How productive are your community’s board meetings? Do people prefer hybrid meetings? Are there meetings that could be removed from the schedule? Take a bit of time to discuss any changes that the board might like to make when it comes to organizing and hosting meetings (but ensure changes don’t conflict with laws or governing documents). For example, perhaps the board will structure the agenda differently, or track tasks online as opposed to trying to manage responsibilities using a pen and paper.
Schedule meetings, including the annual meeting, at the beginning of the year, so that board members have plenty of time to plan for them.
Board members may not have to come together to vote on things like architectural change requests or invoice approvals. Instead, they can use a platform like Condo Control to vote on some board matters. Not only is it more convenient, but it saves the board valuable time.
Committee meetings should be scheduled after dates for board meetings have been established. This way, information from committee meetings can be compiled and shared with board members at their meetings.
It’s best to hold committee meetings about a week before board meetings to give committees time to prepare their presentations.
An insurance checkup should be a part of every annual checklist. Review insurance policies to make sure they cover everything the community needs, including insurance for emergencies or natural disasters.
Reach out to the insurance provider to find out about premium increases.

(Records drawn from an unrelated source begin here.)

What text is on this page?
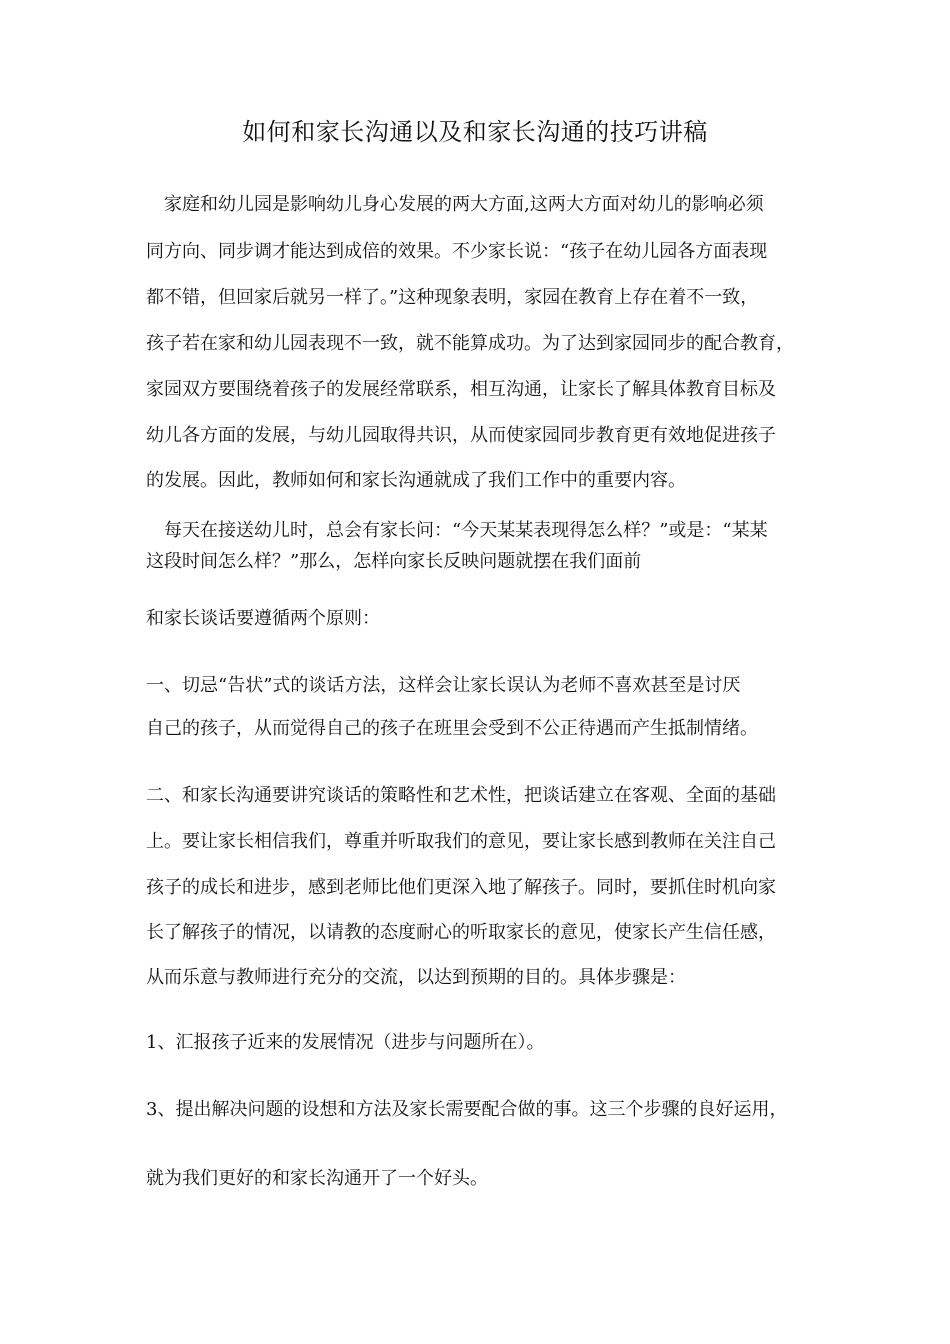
如何和家长沟通以及和家长沟通的技巧讲稿
家庭和幼儿园是影响幼儿身心发展的两大方面,这两大方面对幼儿的影响必须
同方向、同步调才能达到成倍的效果。不少家长说：“孩子在幼儿园各方面表现
都不错，但回家后就另一样了。”这种现象表明，家园在教育上存在着不一致，
孩子若在家和幼儿园表现不一致，就不能算成功。为了达到家园同步的配合教育，
家园双方要围绕着孩子的发展经常联系，相互沟通，让家长了解具体教育目标及
幼儿各方面的发展，与幼儿园取得共识，从而使家园同步教育更有效地促进孩子
的发展。因此，教师如何和家长沟通就成了我们工作中的重要内容。
每天在接送幼儿时，总会有家长问：“今天某某表现得怎么样？”或是：“某某
这段时间怎么样？”那么，怎样向家长反映问题就摆在我们面前
和家长谈话要遵循两个原则：
一、切忌“告状”式的谈话方法，这样会让家长误认为老师不喜欢甚至是讨厌
自己的孩子，从而觉得自己的孩子在班里会受到不公正待遇而产生抵制情绪。
二、和家长沟通要讲究谈话的策略性和艺术性，把谈话建立在客观、全面的基础
上。要让家长相信我们，尊重并听取我们的意见，要让家长感到教师在关注自己
孩子的成长和进步，感到老师比他们更深入地了解孩子。同时，要抓住时机向家
长了解孩子的情况，以请教的态度耐心的听取家长的意见，使家长产生信任感，
从而乐意与教师进行充分的交流，以达到预期的目的。具体步骤是：
1、汇报孩子近来的发展情况（进步与问题所在）。
3、提出解决问题的设想和方法及家长需要配合做的事。这三个步骤的良好运用，
就为我们更好的和家长沟通开了一个好头。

Higher fees will impact the annual budget as well as the fees that owners are required to pay.
Community events and holidays
Big events such as annual BBQs or fall fairs can be added to the calendar now. This way, the social committee, or whoever is in charge of planning events, can begin to secure equipment and vendors before they are booked up.
Statutory holidays are on the calendar, but office closures are not. Set aside a bit of time to decide on closures for the office, as well as which days will be holidays for staff.
If you use a community events calendar, add social events to that calendar so owners can see what’s going on in the new year.
Some associations have great success with newsletters, but this isn’t the case for every community. If readership is not strong, this is a good time to assess whether it is worth keeping the HOA newsletter in circulation.
If you are still printing newsletters, consider making them digital. You can still print a few dozen copies for those who prefer to have a physical letter to read, but many owners would prefer to read the newsletter from their phones.
The frequency of publication is another thing to consider. A quarterly newsletter is often ideal, but you may find that you only need to release them twice each year.
Newsletters don’t need to be long. Having a digital edition is great because you can include short messages or stories, and add links that readers can click if they are interested in learning more about a particular topic or issue.
It’s important to step away from the day-to-day activities and take a look at big-picture items. Are processes harder than they need to be? Do the rules still serve the best interests of the community? Does the community have a thorough understanding of the HOA’s financial health?
The point of creating an annual checklist is to consider and address questions like these. Once you and your board have thought about these things, you can start creating strategies to set the entire community up for a successful new year.